Building a wooden ramp overview
Ramp prices depend on the overall length, the number of landings, the materials (wood or aluminum), and whether you build it yourself or hire a contractor. You can build one yourself for a materials price of about $35 per lin. ft., or hire a ramp contractor to build it for you in a day or two for about $100 per lin. ft.
Prefabricated wheelchair ramp kits with aluminum sections cost about $100 per lin. ft., and you can assemble the sections yourself. But they take a while to order and ship. Or you can hire a company to design and install an aluminum access ramp for about $150 per lin. ft. You can get ramp design advice, contractor referrals, help from community volunteers and even financial assistance from more than 350 nonprofit organizations nationwide. Just search online for ‘ramp project (your state)’ to find them for your location.
We’ve seen some pretty scary DIY ramps, so we contacted the experts at the Metropolitan Center for Independent Living, publishers of the booklet ‘How to Build Ramps for Home Accessibility’ (get the booklet and DVD). They referred us to Warren Moe Construction, a ramp contractor in Minneapolis. Warren walked us through the basics of building a wood ramp and let us know the most common DIY ramp-building mistakes as well as handicap ramp code. With basic carpentry skills and a miter saw, router, drill, level and framing nailer, you can build your own ramp. Here’s the process.
Measure and design your handicap accessible ramp
Start by measuring the distance from the threshold to the ground at the Installing a handicap ramp most accessible exterior door. Then determine the preliminary access ramp length. A gentle 1:20 slope (1 in. of rise requires 20 in. of run length) is best for ease of use but requires a longer, more expensive ramp. If your yard isn’t large enough to accommodate that length, add switchbacks and landings or build a ramp with a slightly steeper grade (the steepest ramp slope allowed is 1:12). Follow ramp-building guidelines and handicap ramp code and adjust the ramp length and slope to account for grade changes in your yard.

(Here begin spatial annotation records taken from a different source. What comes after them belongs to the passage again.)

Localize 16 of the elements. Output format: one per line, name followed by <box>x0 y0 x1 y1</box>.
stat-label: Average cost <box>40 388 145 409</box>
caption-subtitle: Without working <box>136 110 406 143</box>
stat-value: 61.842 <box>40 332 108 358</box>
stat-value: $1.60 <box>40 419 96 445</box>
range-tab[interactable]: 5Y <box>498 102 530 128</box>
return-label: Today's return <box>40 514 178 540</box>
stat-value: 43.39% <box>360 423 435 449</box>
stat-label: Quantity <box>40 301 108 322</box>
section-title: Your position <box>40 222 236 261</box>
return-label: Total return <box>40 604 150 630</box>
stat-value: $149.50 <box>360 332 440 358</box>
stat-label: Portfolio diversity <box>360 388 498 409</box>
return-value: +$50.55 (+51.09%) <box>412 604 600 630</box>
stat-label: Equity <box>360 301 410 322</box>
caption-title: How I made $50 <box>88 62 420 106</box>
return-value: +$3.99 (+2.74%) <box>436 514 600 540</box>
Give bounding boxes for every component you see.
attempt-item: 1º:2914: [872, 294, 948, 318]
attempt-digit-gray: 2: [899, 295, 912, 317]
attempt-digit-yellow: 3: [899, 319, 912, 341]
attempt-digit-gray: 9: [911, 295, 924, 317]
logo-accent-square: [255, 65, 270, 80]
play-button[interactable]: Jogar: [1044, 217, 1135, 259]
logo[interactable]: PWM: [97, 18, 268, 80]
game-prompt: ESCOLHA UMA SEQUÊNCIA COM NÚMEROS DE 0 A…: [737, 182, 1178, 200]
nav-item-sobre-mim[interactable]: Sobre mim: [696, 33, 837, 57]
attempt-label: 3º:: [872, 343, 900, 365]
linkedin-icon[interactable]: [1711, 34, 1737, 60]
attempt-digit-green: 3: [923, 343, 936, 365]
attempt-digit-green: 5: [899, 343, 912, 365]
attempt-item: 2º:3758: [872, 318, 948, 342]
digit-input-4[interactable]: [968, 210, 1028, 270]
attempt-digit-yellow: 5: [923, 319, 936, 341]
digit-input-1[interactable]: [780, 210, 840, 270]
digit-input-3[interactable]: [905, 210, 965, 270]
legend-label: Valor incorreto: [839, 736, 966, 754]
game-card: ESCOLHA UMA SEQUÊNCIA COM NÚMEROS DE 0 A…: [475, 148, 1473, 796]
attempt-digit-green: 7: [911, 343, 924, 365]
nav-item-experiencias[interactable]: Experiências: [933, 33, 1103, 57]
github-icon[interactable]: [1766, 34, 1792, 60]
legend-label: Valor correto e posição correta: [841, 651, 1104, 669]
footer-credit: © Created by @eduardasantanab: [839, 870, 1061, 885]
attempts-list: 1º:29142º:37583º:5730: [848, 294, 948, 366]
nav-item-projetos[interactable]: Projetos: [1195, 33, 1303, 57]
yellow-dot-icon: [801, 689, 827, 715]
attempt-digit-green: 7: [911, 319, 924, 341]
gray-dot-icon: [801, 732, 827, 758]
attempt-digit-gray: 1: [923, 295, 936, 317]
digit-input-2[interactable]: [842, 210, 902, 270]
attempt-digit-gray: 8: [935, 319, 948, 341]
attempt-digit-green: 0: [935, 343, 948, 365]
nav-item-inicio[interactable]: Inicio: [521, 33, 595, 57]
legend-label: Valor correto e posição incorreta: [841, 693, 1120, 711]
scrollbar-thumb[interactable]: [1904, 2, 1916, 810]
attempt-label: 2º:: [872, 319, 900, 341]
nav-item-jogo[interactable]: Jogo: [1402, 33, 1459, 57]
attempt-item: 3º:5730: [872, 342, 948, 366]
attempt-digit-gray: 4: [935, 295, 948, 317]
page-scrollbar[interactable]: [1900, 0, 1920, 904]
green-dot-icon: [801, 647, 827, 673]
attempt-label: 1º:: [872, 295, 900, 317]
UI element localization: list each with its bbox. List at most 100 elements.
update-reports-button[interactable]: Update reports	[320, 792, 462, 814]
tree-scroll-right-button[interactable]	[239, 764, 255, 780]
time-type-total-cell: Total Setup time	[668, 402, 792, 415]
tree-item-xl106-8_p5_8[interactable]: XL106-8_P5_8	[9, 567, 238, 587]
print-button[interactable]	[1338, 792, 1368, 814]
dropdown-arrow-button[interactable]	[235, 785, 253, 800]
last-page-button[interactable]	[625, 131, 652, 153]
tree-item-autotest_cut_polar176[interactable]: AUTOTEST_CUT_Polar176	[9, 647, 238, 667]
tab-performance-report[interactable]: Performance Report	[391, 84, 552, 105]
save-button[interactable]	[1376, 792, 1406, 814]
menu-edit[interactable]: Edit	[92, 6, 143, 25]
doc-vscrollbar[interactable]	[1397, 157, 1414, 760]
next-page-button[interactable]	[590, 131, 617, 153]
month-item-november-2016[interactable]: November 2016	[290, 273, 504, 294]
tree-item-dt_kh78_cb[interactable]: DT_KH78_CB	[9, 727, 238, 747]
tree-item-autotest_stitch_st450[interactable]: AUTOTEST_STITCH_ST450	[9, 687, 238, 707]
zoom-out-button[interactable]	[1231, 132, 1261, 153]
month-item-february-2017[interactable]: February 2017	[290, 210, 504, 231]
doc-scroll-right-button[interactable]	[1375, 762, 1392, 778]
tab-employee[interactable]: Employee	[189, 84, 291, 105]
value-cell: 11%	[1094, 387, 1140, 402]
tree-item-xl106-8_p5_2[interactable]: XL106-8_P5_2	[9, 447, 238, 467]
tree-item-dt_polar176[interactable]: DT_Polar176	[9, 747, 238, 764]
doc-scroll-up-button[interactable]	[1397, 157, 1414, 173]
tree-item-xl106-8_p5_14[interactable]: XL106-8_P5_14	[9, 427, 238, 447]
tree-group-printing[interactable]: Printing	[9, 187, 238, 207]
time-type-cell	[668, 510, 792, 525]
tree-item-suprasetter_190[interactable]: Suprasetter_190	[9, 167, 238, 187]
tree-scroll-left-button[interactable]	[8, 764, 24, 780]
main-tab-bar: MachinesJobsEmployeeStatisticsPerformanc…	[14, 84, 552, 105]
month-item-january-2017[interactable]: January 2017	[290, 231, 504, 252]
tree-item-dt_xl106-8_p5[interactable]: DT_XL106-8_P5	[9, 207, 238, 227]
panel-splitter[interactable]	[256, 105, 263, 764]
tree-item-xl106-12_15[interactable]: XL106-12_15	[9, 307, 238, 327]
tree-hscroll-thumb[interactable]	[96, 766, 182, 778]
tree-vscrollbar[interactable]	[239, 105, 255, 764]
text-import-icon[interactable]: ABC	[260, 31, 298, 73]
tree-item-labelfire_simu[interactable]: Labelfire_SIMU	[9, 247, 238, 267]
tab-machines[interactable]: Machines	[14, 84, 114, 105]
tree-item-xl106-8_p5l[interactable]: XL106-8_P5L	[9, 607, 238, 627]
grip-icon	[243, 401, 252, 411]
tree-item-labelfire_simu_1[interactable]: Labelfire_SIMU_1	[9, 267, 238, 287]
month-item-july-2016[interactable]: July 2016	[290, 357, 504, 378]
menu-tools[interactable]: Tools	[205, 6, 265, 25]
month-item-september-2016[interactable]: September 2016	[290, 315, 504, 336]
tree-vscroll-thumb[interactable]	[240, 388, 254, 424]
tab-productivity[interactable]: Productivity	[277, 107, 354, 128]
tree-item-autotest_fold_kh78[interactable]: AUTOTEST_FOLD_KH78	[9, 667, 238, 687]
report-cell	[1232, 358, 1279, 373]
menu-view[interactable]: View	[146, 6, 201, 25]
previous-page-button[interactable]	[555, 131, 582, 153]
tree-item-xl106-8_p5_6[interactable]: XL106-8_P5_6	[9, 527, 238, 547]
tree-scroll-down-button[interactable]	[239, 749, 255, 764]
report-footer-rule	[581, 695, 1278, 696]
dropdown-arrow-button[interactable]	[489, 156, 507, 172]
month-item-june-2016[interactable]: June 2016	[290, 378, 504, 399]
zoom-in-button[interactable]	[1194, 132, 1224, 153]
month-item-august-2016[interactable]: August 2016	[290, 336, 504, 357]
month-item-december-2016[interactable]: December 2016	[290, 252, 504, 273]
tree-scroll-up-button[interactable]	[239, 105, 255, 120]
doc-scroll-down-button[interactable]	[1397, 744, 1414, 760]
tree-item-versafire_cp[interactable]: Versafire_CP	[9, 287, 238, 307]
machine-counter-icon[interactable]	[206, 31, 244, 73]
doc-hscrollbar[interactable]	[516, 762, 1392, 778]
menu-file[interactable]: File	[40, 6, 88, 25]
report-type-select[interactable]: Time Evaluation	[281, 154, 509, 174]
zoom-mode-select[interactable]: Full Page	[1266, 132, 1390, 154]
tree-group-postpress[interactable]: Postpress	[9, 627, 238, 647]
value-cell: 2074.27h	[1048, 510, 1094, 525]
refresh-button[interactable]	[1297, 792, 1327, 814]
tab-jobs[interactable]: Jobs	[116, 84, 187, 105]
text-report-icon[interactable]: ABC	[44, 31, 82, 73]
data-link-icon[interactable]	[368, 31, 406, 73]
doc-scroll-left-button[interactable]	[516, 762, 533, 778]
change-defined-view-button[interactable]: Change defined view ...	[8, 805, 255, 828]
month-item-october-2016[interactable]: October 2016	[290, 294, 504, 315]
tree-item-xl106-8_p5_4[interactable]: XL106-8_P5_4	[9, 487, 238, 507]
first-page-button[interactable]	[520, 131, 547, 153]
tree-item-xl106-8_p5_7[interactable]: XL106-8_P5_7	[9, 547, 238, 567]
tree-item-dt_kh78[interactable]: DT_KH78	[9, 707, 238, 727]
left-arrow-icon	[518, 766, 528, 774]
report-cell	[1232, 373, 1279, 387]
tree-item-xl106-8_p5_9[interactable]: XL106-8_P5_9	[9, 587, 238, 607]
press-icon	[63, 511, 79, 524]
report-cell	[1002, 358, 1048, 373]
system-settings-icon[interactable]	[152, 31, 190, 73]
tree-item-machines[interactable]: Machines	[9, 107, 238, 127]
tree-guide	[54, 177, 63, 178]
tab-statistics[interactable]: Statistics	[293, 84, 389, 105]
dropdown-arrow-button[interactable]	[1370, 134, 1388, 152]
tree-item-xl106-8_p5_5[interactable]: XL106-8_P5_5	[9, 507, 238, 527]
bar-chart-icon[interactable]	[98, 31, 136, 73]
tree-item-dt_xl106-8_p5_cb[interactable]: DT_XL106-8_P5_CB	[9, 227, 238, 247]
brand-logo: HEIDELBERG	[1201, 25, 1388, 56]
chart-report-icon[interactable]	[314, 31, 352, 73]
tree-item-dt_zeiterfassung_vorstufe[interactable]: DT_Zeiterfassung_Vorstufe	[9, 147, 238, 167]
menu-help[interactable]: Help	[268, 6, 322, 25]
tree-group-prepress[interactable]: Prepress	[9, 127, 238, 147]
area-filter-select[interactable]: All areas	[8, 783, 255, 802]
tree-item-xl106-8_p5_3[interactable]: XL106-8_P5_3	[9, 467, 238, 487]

Figure A: Wooden ramp landings for turns
Figure B: Landings for switchbacks
Get approvals and permits
Most building codes require a permit and inspection if the wooden ramp is 30 in. or more above the ground. In addition, some locations require frost-proof footings for permanently installed ramps, while others allow you to set the ramp on treated plywood pads if it’s for temporary use. Plus, many homeowner associations require design and material preapproval before you can start the project. Check all those requirements and get all your approvals and permits well before any trips to the lumberyard.
Build the wooden ramp in modules
Building the ramp in place with long spans is a common DIY mistake. Long spans are harder to adjust and impossible to reconfigure if the original design proves unworkable. Instead, build individual modules and bolt them together at the vertical supports. Later on, you can disassemble and sell the modules to recoup your investment when the ramp is no longer needed.
Figure C: Ramp width and height
Mind the gap
The two most important areas on a ramp are where the upper landing butts up to the door threshold and where the ramp transitions to the ground. The upper landing must be level or within 3/8 in. of the threshold. A larger gap will abruptly stop the wheelchair’s front wheels.
Calculate slope and end point for your access ramp
Use the slope formula to calculate the ramp’s end point. For a residential wheelchair ramp slope, multiply the distance from the threshold to the ground by the preferred slope. That’ll give you the ending point from the house (not the actual ramp length), if the ramp is built in a straight line. To determine the actual ramp length to calculate a bill of materials, find the square root of the sum of the rise height squared and the distance from the house squared. Then add the lengths of the landings.
The important dimensions for a wooden ramp: Handicap ramp specs
Door landings should be large enough (at least 58 x 60 in.) to allow a wheelchair occupant to open the door and back up without rolling onto the sloped area. Allow extra elbow room (12 to 24 in.) on the handle side for out-swing doors. A 58 x 60-in. landing is adequate for 90-degree turns (Figure A), but must be 58 x 96 in. (Figure B) for 180-degree switchback turns. If the ramp includes long stretches, include an intermediate level landing as a rest area.
Making the ramp too narrow is also a common DIY mistake. The ramp must have at least 36-in. side-to-side clear space and a maximum 36-in. spacing from the ramp floor to the top of the handrails (Figure C).
Before you proceed, draw a detailed sketch of your ramp, showing ramp width, landing size and site location.
Local codes trump our advice
Local building authorities have the final word on all designs and specifications. Don’t wait until your ramp is built to discover that it doesn’t meet your local codes. Get your plans reviewed by a local building inspector first so you don’t have to redo your hard work.